The statements were made on November 17 and 18, 2011, during interviews that appeared on ESPN.com, Syracuse.com, and in the New York Times. Among the statements made by Defendant in various interviews were that Plaintiff lied when he stated that Defendant saw Plaintiff lying on the bed in Fine’s hotel room in New Orleans in 1987; that Plaintiffs’ allegations against Fine were lies; that Plaintiff had provided the University with the names of four people who could corroborate his allegations, but that the allegations were not corroborated; and that Plaintiffs’ allegations were financially motivated.

Considering these statements on appeal, the Court used the three factors laid out in Mann v. Abel, 10 N.Y.3d 271 (2008), to determine whether the alleged defamatory statements were actionable statements of fact or nonactionable statements of opinion. The Court first agreed with Plaintiffs that Defendant’s statements that they lied and did so out of a financial motivation were statements of fact when viewed against the first two factors set forth in Mann (i.e. those statements used specific language that “has a precise meaning which is readily understood” and are “capable of being proven true or false”). Id. at 276 (citations omitted). However, when applying the third factor in Mann, “whether either the full context of the communication in which the statement[s] appear[ ] or the broader social context and surrounding circumstances are such as to signal . . . readers or listeners that what is being read or heard is likely to be opinion, not fact,” the Court found that Defendant’s statements were likely opinion. Id. Defendant’s statements were opinion because they showed his support for Fine and constituted his reaction to Plaintiff’s implied allegation that Defendant knew or should have known of Fine’s alleged improprieties. In concluding that the statements were opinion and not fact, the Court affirmed the supreme court’s decision.

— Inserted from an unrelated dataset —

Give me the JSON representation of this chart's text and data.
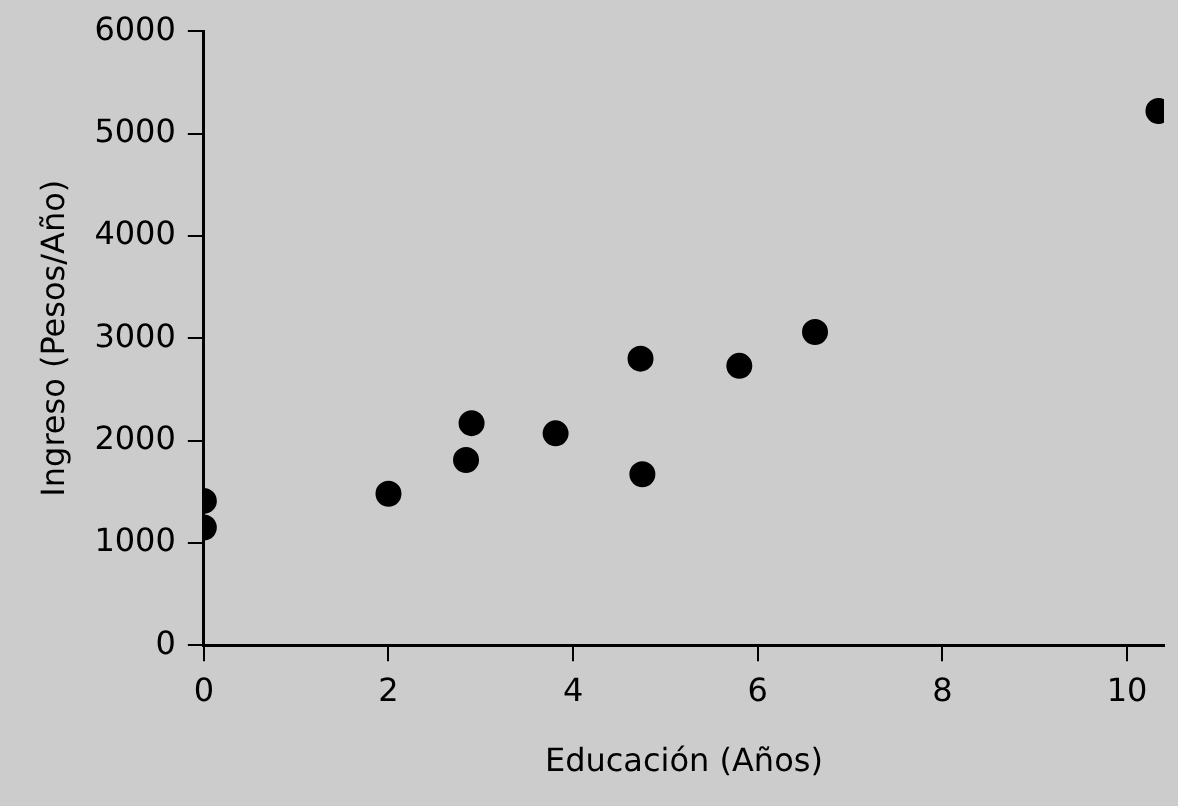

Justices Smith and Fahey dissented in the case because they believed Defendant’s statements were of “mixed opinion” (i.e. “statement[s] of opinion that impl[y] a basis in facts which are not disclosed to the reader or listener”). Gross v. N.Y. Times Co., 82 N.Y.2d 146, 153 (1993). The dissent also found that the defamatory nature of the statements could not be immunized simply by preceding them with the words “I believe.”